Orange and Capgemini launched commercial activities for a new independent cloud platform called Bleu that is based on Microsoft Azure.

The partners first announced the plan to establish Bleu in 2021, but it has taken some time to get all the pieces into place. Bleu’s first services, including Microsoft Azure and Microsoft 365, will not go live on the platform before the end of 2024, but the new venture is now engaging with select “French public and private organizations to ensure that they are ready for the migration.”

All Bleu services will also have to meet the requirements necessary to receive the SecNumCloud 3.2 qualification from France’s National Agency for Information Systems Security (ANSSI), as well as legal requirements needed to confirm its status as a “cloud de confiance” operator. Orange said Bleu aims to obtain the qualification in 2025.

The key focus is to create a French cloud service provider that satisfies “the unique needs of a specific set of organizations,” including the French state, public administrations, hospitals and critical infrastructure companies.

All data centers will be located in France and separated from Microsoft’s global data center infrastructure. In addition, Bleu will be entirely operated by its own staff in France.

NTT DoCoMo announces GenAI advances

Japan’s NTT DoCoMo unveiled new developments using generative artificial intelligence (AI), as it seeks to exploit the capabilities of the technology.

For example, it has developed GenAI that automatically generates non-player characters (NPCs), characters not controlled by the player, in the metaverse based solely on text input. 

The operator said the technology generates NPCs that embody distinct appearances, behaviors and roles in 20 minutes, “eliminating the need for specialized programming or algorithmic expertise.” It noted that the development forms part of its Lifestyle Co-Creation Lab, where it works with partners to evaluate life-enhancing technologies. 

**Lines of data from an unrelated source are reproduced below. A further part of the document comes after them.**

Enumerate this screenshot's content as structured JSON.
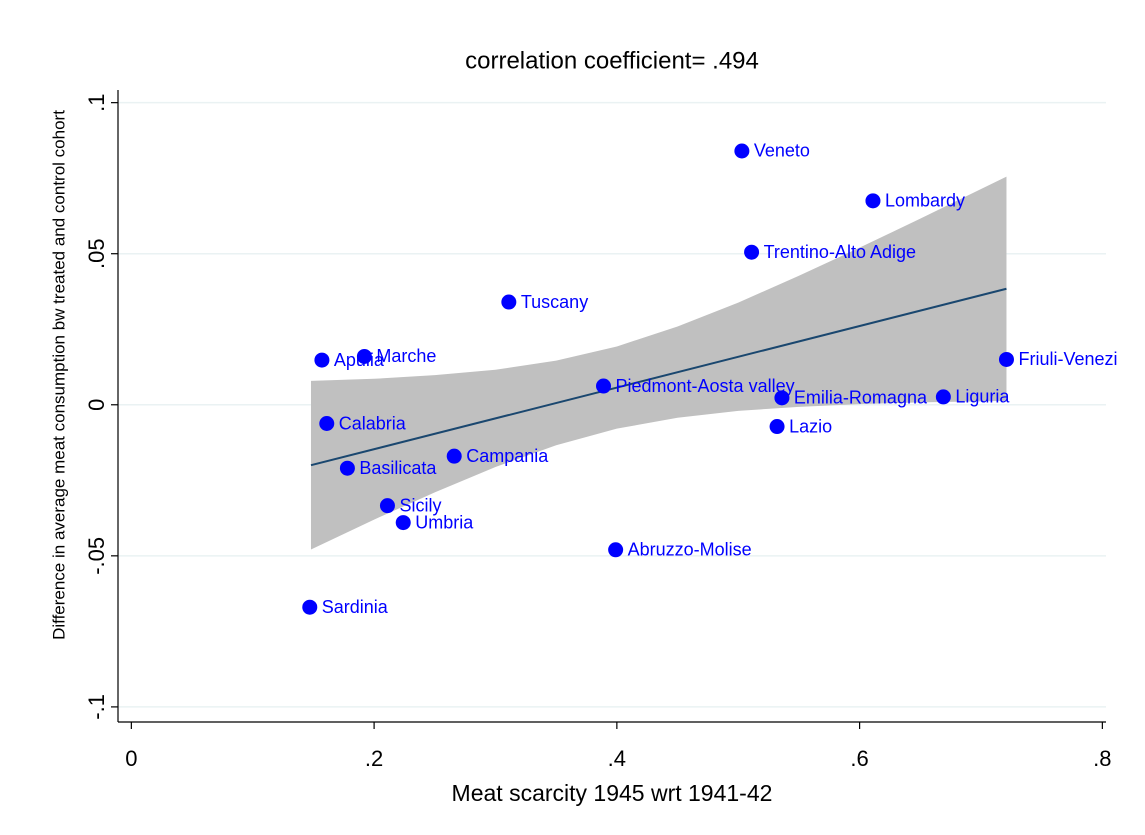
{
  "chart_data": {
    "type": "scatter",
    "title": "correlation coefficient= .494",
    "x_label": "Meat scarcity 1945 wrt 1941-42",
    "y_label": "Difference in average meat consumption bw treated and control cohort",
    "xlim": [
      -0.011,
      0.803
    ],
    "ylim": [
      -0.105,
      0.1075
    ],
    "xticks": [
      0,
      {
        "value": 0.2,
        "label": ".2"
      },
      {
        "value": 0.4,
        "label": ".4"
      },
      {
        "value": 0.6,
        "label": ".6"
      },
      {
        "value": 0.8,
        "label": ".8"
      }
    ],
    "yticks": [
      {
        "value": -0.1,
        "label": "-.1"
      },
      {
        "value": -0.05,
        "label": "-.05"
      },
      0,
      {
        "value": 0.05,
        "label": ".05"
      },
      {
        "value": 0.1,
        "label": ".1"
      }
    ],
    "grid": true,
    "color": "#0000ff",
    "point_labels": [
      "Veneto",
      "Lombardy",
      "Trentino-Alto Adige",
      "Tuscany",
      "Marche",
      "Apulia",
      "Friuli-Venezi",
      "Piedmont-Aosta valley",
      "Emilia-Romagna",
      "Liguria",
      "Calabria",
      "Lazio",
      "Campania",
      "Basilicata",
      "Sicily",
      "Umbria",
      "Abruzzo-Molise",
      "Sardinia"
    ],
    "x": [
      0.503,
      0.611,
      0.511,
      0.311,
      0.192,
      0.157,
      0.721,
      0.389,
      0.536,
      0.669,
      0.161,
      0.532,
      0.266,
      0.178,
      0.211,
      0.224,
      0.399,
      0.147
    ],
    "values": [
      0.084,
      0.0675,
      0.0505,
      0.034,
      0.016,
      0.0148,
      0.015,
      0.0062,
      0.0023,
      0.0026,
      -0.0062,
      -0.0072,
      -0.017,
      -0.021,
      -0.0334,
      -0.039,
      -0.048,
      -0.067
    ],
    "fit": {
      "color": "#1a476f",
      "x": [
        0.148,
        0.721
      ],
      "values": [
        -0.02,
        0.0384
      ]
    },
    "ci": {
      "color": "#c0c0c0",
      "x": [
        0.148,
        0.2,
        0.25,
        0.3,
        0.35,
        0.4,
        0.45,
        0.5,
        0.55,
        0.6,
        0.65,
        0.721
      ],
      "upper": [
        0.0079,
        0.0086,
        0.0098,
        0.0116,
        0.0146,
        0.0193,
        0.0259,
        0.0338,
        0.0427,
        0.052,
        0.0616,
        0.0755
      ],
      "lower": [
        -0.0479,
        -0.038,
        -0.029,
        -0.0206,
        -0.0134,
        -0.0079,
        -0.0043,
        -0.002,
        -0.0007,
        0.0002,
        0.0008,
        0.0013
      ]
    }
  }
}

DoCoMo plans to further enhance this technology and implement it in the DOOR metaverse operated by NTT QONOQ within the fiscal year ending in March 2025.

Meanwhile, DoCoMo also announced it has developed an AI technology that predicts how the brains of adult people will physically change over time and, using a dataset of around 150,000 MRI brain scans, automatically generates images of how people’s brains are expected to look in the future. 

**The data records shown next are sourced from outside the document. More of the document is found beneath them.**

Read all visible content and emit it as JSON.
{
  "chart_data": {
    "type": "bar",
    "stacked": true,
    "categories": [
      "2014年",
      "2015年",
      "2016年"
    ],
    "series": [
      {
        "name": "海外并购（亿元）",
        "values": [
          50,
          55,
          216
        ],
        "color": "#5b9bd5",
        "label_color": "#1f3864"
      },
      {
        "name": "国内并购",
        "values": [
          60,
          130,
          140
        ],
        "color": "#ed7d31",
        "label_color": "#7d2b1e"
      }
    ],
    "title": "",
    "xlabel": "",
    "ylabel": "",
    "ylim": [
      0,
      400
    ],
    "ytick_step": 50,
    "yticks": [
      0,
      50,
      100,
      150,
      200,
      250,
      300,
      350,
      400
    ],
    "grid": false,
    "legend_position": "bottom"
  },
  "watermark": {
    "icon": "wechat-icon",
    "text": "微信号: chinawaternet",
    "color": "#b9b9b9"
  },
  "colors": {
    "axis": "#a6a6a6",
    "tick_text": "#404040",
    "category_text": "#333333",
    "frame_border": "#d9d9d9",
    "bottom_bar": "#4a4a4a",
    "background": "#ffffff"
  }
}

The technology uses a machine-learning framework known as a generative adversarial network (GAN) to make predictions based on various factors.

Europe kicks off quantum key distribution consortium called Nostradamus

The European Commission has commissioned a consortium dubbed Nostradamus to build the testing infrastructure for quantum key distribution (QKD) and thereby enable the evaluation of European manufacturers’ QKD devices. 

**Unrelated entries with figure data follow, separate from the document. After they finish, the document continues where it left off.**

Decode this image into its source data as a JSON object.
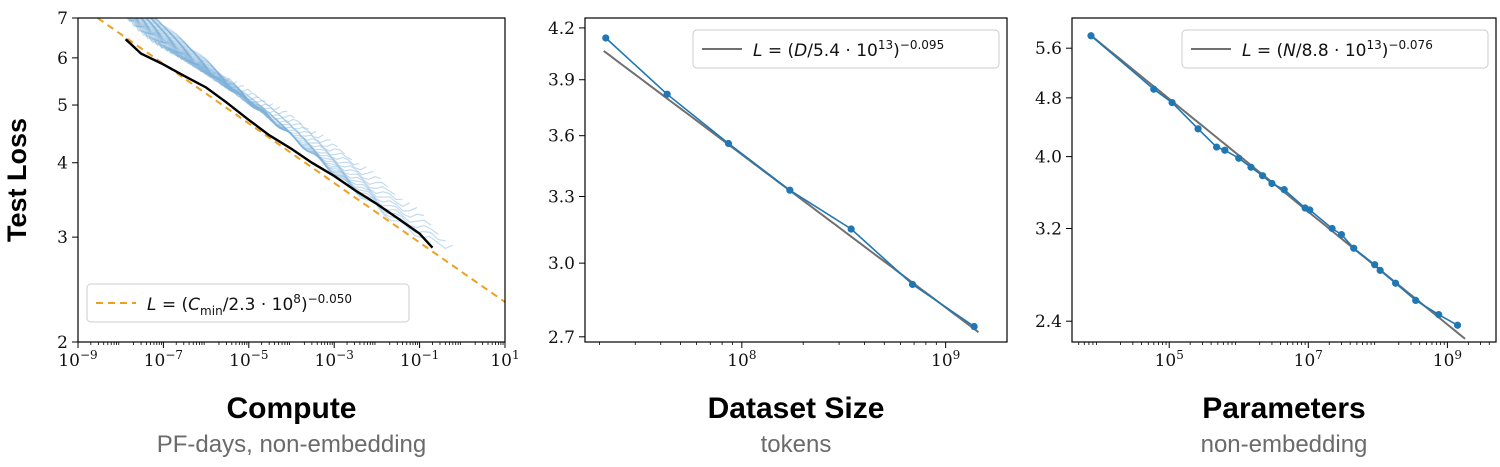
{
  "chart_data": [
    {
      "type": "line",
      "ylabel": "Test Loss",
      "xlabel": "Compute",
      "xlabel_sub": "PF-days, non-embedding",
      "xscale": "log",
      "yscale": "log",
      "xlim": [
        1e-09,
        10
      ],
      "ylim": [
        2,
        7
      ],
      "x_ticks": [
        {
          "base": "10",
          "exp": "−9",
          "value": 1e-09
        },
        {
          "base": "10",
          "exp": "−7",
          "value": 1e-07
        },
        {
          "base": "10",
          "exp": "−5",
          "value": 1e-05
        },
        {
          "base": "10",
          "exp": "−3",
          "value": 0.001
        },
        {
          "base": "10",
          "exp": "−1",
          "value": 0.1
        },
        {
          "base": "10",
          "exp": "1",
          "value": 10
        }
      ],
      "y_ticks": [
        {
          "label": "2",
          "value": 2
        },
        {
          "label": "3",
          "value": 3
        },
        {
          "label": "4",
          "value": 4
        },
        {
          "label": "5",
          "value": 5
        },
        {
          "label": "6",
          "value": 6
        },
        {
          "label": "7",
          "value": 7
        }
      ],
      "legend": {
        "position": "lower-left",
        "entries": [
          {
            "label": "L = (C_min/2.3 · 10^8)^−0.050",
            "color": "#f0a020",
            "style": "dashed"
          }
        ]
      },
      "fit": {
        "c0": 230000000.0,
        "alpha": 0.05,
        "color": "#f0a020"
      },
      "frontier": {
        "color": "#000000",
        "x": [
          1.3e-08,
          3e-08,
          1e-07,
          3e-07,
          1e-06,
          3e-06,
          1e-05,
          3e-05,
          0.0001,
          0.0003,
          0.001,
          0.003,
          0.01,
          0.03,
          0.1,
          0.2
        ],
        "y": [
          6.45,
          6.1,
          5.85,
          5.6,
          5.35,
          5.05,
          4.72,
          4.45,
          4.22,
          4.0,
          3.8,
          3.6,
          3.41,
          3.23,
          3.04,
          2.88
        ]
      },
      "curves": {
        "color": "#7fb2d9",
        "count": 40,
        "x_min": 1e-08,
        "x_max": 0.6,
        "y_max": 7.2,
        "floor": 2.72
      }
    },
    {
      "type": "line",
      "xlabel": "Dataset Size",
      "xlabel_sub": "tokens",
      "xscale": "log",
      "yscale": "log",
      "xlim": [
        17000000.0,
        2000000000.0
      ],
      "ylim": [
        2.68,
        4.26
      ],
      "x_ticks": [
        {
          "base": "10",
          "exp": "8",
          "value": 100000000.0
        },
        {
          "base": "10",
          "exp": "9",
          "value": 1000000000.0
        }
      ],
      "y_ticks": [
        {
          "label": "2.7",
          "value": 2.7
        },
        {
          "label": "3.0",
          "value": 3.0
        },
        {
          "label": "3.3",
          "value": 3.3
        },
        {
          "label": "3.6",
          "value": 3.6
        },
        {
          "label": "3.9",
          "value": 3.9
        },
        {
          "label": "4.2",
          "value": 4.2
        }
      ],
      "legend": {
        "position": "top-right",
        "entries": [
          {
            "label": "L = (D/5.4 · 10^13)^−0.095",
            "color": "#707070",
            "style": "solid"
          }
        ]
      },
      "fit": {
        "c0": 54000000000000.0,
        "alpha": 0.095,
        "color": "#707070",
        "x_range": [
          21000000.0,
          1450000000.0
        ]
      },
      "series": [
        {
          "color": "#1f77b4",
          "x": [
            21500000.0,
            43000000.0,
            86000000.0,
            172000000.0,
            344000000.0,
            688000000.0,
            1380000000.0
          ],
          "y": [
            4.14,
            3.82,
            3.56,
            3.33,
            3.15,
            2.91,
            2.74
          ]
        }
      ]
    },
    {
      "type": "line",
      "xlabel": "Parameters",
      "xlabel_sub": "non-embedding",
      "xscale": "log",
      "yscale": "log",
      "xlim": [
        4000.0,
        5000000000.0
      ],
      "ylim": [
        2.25,
        6.15
      ],
      "x_ticks": [
        {
          "base": "10",
          "exp": "5",
          "value": 100000.0
        },
        {
          "base": "10",
          "exp": "7",
          "value": 10000000.0
        },
        {
          "base": "10",
          "exp": "9",
          "value": 1000000000.0
        }
      ],
      "y_ticks": [
        {
          "label": "2.4",
          "value": 2.4
        },
        {
          "label": "3.2",
          "value": 3.2
        },
        {
          "label": "4.0",
          "value": 4.0
        },
        {
          "label": "4.8",
          "value": 4.8
        },
        {
          "label": "5.6",
          "value": 5.6
        }
      ],
      "legend": {
        "position": "top-right",
        "entries": [
          {
            "label": "L = (N/8.8 · 10^13)^−0.076",
            "color": "#707070",
            "style": "solid"
          }
        ]
      },
      "fit": {
        "c0": 88000000000000.0,
        "alpha": 0.076,
        "color": "#707070",
        "x_range": [
          7000.0,
          1800000000.0
        ]
      },
      "series": [
        {
          "color": "#1f77b4",
          "x": [
            7500.0,
            60000.0,
            110000.0,
            260000.0,
            480000.0,
            630000.0,
            1000000.0,
            1500000.0,
            2200000.0,
            3000000.0,
            4500000.0,
            9000000.0,
            10500000.0,
            22000000.0,
            30000000.0,
            45000000.0,
            90000000.0,
            108000000.0,
            180000000.0,
            350000000.0,
            750000000.0,
            1400000000.0
          ],
          "y": [
            5.82,
            4.93,
            4.73,
            4.36,
            4.12,
            4.08,
            3.98,
            3.87,
            3.77,
            3.68,
            3.61,
            3.41,
            3.39,
            3.2,
            3.14,
            3.01,
            2.86,
            2.81,
            2.7,
            2.56,
            2.45,
            2.37
          ]
        }
      ]
    }
  ]
}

Deutsche Telekom is leading the consortium, and other partners include Thales, the AIT Austrian Institute of Technology, and experts from across industry and academia. 

According to DT, the move paves the way for the implementation of European Quantum Communication Infrastructure (EuroQCI) – a highly secure pan-European communication network based on quantum technology.

The aim of EuroQCI is to provide more security for data centers, communications networks and critical infrastructure such as hospitals and power plants via fiber optics and satellite. The use of quantum technology is a key pillar of the EU’s strategy for cyber security in the coming decades.

The future encrypted EU satellite network IRIS2 (Infrastructure for Resilience, Interconnectivity and Security by Satellite) also relies on EuroQCI and is intended to provide governments with communication services and network critical infrastructure. 

After Galileo for navigation and Copernicus for earth observation, IRIS2 is the third pillar of the EU’s space infrastructure. The first services are due to be launched this year and full operation is planned for 2027.

Also noted…

The Italian government cleared the planned sale of Telecom Italia’s landline grid (NetCo) to investor KKR, paving the way to the completion of the deal. 

Reuters reported that European Union approval of the proposed merger of Orange Spain and Masmovil is imminent.

Swisscom announced a collaboration with Nvidia to build GenAI full-stack supercomputers in Switzerland

Telecom Egypt was granted the country’s first license to install and operate a 5G network.